Local radiation therapy for breast cancer depletes the blood of various subsets of lymphocytes. Previous studies showed that the recovery is still incomplete at 30 months. To further elucidate the recovery we examined blood lymphocyte counts of 138 disease-free women and various lymphocyte subsets in 102 of these patients. These patients, 5-6 and 10-11 years earlier, had entered a clinical trial in which preoperative irradiation (45 Gy) was evaluated against postoperative irradiation (45 Gy) or surgery only. Patients who had undergone surgery only served as controls. Total lymphocyte counts of the irradiated patients were still significantly reduced 10-11 years after treatment. This reduction was mainly attributable to a subnormal level of T-cells as determined by the monoclonal antibody Leu-1 and the ability to form rosettes with sheep erythrocytes, whereas the number of non-T cells, expressing C'3 receptors, did not differ significantly from the controls. Within the T-cell population a subset with helper/inducer phenotypes, detected by Leu-3a antibodies, was significantly reduced even 10-11 years after irradiation. T-cells with suppressor/cytotoxic phenotypes, stainable with Leu-2a antibodies, however, had already recovered 5-6 years after irradiation.
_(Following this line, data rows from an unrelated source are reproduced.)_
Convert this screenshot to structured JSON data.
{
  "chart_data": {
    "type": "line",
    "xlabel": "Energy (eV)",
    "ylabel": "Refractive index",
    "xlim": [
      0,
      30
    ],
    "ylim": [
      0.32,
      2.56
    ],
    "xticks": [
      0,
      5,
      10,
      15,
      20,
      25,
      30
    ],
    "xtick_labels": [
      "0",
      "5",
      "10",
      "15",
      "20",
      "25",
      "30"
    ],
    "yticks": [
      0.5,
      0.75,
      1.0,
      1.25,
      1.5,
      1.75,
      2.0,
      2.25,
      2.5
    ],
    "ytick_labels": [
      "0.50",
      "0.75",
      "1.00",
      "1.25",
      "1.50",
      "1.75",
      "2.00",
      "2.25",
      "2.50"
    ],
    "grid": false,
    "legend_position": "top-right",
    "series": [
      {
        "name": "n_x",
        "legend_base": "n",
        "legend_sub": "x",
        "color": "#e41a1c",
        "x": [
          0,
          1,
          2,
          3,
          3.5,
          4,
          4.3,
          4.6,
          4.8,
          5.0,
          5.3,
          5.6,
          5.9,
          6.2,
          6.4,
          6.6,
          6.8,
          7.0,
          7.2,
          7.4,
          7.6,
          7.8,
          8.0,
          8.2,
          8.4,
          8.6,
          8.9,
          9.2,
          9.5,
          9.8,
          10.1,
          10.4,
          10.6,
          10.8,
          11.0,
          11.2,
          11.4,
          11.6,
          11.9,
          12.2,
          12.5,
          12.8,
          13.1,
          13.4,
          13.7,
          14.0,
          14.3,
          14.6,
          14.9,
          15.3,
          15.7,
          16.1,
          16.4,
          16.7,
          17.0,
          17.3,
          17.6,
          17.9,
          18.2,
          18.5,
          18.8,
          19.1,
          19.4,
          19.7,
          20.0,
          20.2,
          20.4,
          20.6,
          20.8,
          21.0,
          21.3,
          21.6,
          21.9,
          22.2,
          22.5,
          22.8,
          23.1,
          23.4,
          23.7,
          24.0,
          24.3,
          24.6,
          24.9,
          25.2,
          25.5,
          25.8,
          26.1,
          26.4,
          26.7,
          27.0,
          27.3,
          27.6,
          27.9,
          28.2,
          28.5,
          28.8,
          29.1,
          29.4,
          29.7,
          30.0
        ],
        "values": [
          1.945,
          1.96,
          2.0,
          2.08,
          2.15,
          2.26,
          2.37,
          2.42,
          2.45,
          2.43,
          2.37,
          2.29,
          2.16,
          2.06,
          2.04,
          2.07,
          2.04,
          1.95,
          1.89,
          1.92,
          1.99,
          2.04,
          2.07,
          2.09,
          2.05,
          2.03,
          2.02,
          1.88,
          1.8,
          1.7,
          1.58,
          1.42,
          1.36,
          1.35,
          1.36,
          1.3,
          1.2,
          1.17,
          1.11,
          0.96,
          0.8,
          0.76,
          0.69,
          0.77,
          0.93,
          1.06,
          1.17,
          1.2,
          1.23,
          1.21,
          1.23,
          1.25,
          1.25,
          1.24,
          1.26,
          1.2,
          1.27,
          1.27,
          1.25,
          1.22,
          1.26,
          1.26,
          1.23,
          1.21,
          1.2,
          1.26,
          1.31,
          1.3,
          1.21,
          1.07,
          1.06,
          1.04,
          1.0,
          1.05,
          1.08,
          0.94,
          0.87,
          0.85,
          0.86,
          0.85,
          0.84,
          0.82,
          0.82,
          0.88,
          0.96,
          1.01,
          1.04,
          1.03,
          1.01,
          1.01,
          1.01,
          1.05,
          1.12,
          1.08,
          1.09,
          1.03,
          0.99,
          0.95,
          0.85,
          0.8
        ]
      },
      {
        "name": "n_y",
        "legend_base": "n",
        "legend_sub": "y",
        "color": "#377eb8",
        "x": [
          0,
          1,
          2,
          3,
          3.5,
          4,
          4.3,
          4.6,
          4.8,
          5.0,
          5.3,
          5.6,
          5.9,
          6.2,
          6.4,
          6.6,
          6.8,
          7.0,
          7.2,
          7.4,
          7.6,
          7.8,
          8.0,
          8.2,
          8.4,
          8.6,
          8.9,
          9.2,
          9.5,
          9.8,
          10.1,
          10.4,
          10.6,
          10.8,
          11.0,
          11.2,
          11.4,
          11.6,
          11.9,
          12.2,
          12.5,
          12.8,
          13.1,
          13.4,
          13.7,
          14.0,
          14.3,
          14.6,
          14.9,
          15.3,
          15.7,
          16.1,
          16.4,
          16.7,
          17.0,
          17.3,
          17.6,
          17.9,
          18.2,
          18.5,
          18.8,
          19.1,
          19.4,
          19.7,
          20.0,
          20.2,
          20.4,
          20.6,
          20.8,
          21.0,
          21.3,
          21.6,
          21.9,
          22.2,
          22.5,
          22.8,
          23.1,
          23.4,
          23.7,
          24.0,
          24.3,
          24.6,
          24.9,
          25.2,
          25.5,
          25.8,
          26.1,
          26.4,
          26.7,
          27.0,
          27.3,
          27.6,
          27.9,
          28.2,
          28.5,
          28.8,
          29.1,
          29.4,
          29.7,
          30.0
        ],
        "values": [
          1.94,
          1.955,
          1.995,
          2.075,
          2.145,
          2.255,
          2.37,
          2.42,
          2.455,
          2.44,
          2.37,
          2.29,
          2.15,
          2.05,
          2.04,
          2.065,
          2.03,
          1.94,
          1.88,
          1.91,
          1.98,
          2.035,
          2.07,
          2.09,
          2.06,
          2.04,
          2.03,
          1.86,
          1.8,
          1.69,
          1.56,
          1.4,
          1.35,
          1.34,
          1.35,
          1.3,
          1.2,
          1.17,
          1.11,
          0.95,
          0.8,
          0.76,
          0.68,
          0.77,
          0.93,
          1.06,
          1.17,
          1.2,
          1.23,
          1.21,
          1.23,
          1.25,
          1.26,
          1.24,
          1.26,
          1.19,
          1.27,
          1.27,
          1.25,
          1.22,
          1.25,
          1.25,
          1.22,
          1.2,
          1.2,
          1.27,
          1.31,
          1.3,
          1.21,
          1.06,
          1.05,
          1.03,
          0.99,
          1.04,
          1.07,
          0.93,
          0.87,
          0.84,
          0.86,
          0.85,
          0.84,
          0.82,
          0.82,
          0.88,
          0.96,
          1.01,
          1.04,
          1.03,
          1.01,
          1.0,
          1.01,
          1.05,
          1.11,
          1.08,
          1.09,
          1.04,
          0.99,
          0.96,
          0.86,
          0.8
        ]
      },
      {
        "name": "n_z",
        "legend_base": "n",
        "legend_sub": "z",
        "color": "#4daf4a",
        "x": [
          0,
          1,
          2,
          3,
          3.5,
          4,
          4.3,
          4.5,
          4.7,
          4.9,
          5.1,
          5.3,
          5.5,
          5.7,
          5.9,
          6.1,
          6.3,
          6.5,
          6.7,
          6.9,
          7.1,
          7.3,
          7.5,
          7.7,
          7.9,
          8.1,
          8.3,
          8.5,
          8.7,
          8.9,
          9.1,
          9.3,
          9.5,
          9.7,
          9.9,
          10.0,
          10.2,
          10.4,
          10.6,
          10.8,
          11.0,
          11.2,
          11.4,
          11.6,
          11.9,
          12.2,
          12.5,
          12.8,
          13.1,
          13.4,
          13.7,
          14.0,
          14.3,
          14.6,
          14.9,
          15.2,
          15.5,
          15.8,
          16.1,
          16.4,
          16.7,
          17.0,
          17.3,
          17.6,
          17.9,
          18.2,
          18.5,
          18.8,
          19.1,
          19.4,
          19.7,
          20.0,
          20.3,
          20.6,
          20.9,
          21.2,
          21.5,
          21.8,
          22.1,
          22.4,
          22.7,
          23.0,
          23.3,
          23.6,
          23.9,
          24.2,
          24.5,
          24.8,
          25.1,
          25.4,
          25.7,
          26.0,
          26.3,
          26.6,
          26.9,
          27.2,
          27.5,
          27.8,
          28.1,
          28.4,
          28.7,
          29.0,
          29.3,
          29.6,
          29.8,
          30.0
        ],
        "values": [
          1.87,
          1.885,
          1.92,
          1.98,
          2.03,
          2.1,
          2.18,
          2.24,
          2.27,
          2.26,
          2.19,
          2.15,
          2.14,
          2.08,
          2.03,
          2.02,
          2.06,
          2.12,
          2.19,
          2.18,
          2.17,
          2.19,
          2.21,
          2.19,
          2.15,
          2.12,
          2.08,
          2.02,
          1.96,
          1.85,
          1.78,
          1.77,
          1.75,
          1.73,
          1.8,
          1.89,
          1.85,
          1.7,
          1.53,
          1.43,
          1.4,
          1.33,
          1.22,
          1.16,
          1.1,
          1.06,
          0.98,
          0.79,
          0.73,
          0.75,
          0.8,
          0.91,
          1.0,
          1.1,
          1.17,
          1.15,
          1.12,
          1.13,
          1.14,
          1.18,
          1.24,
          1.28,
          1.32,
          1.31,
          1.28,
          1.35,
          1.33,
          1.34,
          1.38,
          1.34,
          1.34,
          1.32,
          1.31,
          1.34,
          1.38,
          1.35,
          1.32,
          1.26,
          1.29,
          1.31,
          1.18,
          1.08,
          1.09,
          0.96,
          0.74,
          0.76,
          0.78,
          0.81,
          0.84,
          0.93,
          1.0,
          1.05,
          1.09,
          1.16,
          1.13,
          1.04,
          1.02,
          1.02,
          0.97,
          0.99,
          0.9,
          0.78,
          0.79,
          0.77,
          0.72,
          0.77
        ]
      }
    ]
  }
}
The duration of the radiation induced reductions of different lymphocyte subsets may be related to the physiological turn-over of the cells or a changed distribution of cells in the body.

Bestatin treatment of human lymphocytes increases the frequency of sheep red blood cell-binding cells.

Treatment of cancer patients with Bestatin, a new immunomodulator increases the frequency of peripheral lymphocytes forming rosettes with sheep red blood cells (SRBC). This study has shown that treatment of lymphocytes from healthy donors with Bestatin in vitro increases the frequency of such cells and there is a slight decrease of C'3-receptor bearing cells. The proportions of TM and TG cells were not significantly changed. The results indicate that the increased frequency of SRBC-binding cells during Bestatin medication is not due to a mobilisation of T-cells but rather to an improved binding capacity of certain T-cells for SRBC.